Fledgling Internet marketers often make things way too complicated. I’ve seen lots of questions lately taking one basic premise (build a site with content about your niche) and they really over-complicate things. You know the type – the risk averse “I have to get this right on the first shot” type.
I was one of those early on when learning to play the piano. I would get halfway through the 2nd or 3rd line of a piece and miss a note. I’d have to stop and go back to the very beginning of the piece and start all over again. Once I got to the complicated section and messed it up, I’d go back to the beginning again. Eventually I got frustrated, slammed my hands on the keys, and walked away in a huff.

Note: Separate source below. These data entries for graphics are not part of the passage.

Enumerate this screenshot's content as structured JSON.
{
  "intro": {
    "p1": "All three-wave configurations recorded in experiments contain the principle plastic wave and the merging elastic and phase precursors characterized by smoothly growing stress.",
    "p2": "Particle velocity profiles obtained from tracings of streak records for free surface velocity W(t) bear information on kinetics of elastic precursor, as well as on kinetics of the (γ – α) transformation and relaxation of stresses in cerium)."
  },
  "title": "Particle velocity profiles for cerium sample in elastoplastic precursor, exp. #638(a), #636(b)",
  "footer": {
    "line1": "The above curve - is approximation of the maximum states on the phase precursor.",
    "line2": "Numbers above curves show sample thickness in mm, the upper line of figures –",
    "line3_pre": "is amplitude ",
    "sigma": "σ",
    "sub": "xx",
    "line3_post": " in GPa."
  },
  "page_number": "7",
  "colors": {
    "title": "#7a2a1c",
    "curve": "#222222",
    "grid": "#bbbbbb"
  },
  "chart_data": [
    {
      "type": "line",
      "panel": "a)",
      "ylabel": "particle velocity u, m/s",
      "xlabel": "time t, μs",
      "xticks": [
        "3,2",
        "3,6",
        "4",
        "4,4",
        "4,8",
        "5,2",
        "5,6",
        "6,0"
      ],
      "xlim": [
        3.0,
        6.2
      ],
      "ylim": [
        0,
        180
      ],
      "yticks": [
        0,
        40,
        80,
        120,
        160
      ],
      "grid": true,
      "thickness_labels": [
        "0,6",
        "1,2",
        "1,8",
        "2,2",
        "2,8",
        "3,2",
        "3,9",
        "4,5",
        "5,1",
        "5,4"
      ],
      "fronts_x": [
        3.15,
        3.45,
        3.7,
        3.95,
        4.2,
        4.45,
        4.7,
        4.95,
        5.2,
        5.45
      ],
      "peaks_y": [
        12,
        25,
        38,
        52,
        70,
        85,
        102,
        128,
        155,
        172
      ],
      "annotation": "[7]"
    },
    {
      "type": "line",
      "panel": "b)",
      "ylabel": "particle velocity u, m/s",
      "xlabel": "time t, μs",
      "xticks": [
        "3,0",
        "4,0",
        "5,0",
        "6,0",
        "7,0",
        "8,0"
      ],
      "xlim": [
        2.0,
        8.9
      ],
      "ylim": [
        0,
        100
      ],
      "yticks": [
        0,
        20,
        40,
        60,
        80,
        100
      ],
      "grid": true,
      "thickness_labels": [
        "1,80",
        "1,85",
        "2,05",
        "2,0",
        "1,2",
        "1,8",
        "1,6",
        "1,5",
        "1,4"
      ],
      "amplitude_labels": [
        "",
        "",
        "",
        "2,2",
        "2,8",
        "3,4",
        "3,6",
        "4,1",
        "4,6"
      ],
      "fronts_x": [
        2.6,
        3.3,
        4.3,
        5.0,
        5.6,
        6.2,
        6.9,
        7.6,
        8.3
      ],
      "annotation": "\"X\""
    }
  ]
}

Once I got to playing sports, there was no time to stop and reset if you made a mistake – you had to just roll with it and keep on going. If you really screwed up on a play, you hustled to recover – and you learned.
My band director at the time also instilled the same philosophy in me. When you’re performing, you can’t stop and go back, so you just have to suck it up and keep on going. During practice, you work on the few difficult bars and go on.
So, what does this have to do with marketing on the Internet?
Too many people are like me learning the piano. They are so focused on getting it right the first time, that they don’t allow for screwups or learning. If you’re so afraid to make a post or launch a site that you’re sweating out the internal linking structure before you’ve even registered for your domain, then I’m sorry – you need to shelve those dreams of blogging in your underwear and stick to the 9-5.
Use your creativity and experiment, however, and there’s a lot you can do. Here’s an example that I saw in a forum recently:
The person is writing up a strategy / tips guide for a video game. They have URLs for all of the different characters mapped out and he’s waffling between having pages on the site about each character, or pushing those off to article and web2.0 sites to point back to the product sales page. There is also a concern that by having information about the characters the value in the guide (special moves, etc) would be lost.
Using a little creative thinking, you can do it all. Here’s a simple way how:
Johnny Cage has a backstory
Now, rewrite that a couple of times and you’ve got extra content to push out to article or web2.0 sites.
That’s just the beginning of what you can do. All of these games have some sort of backstory. Mine that backstory, use your creativity, and suddenly you have an authority site on that game.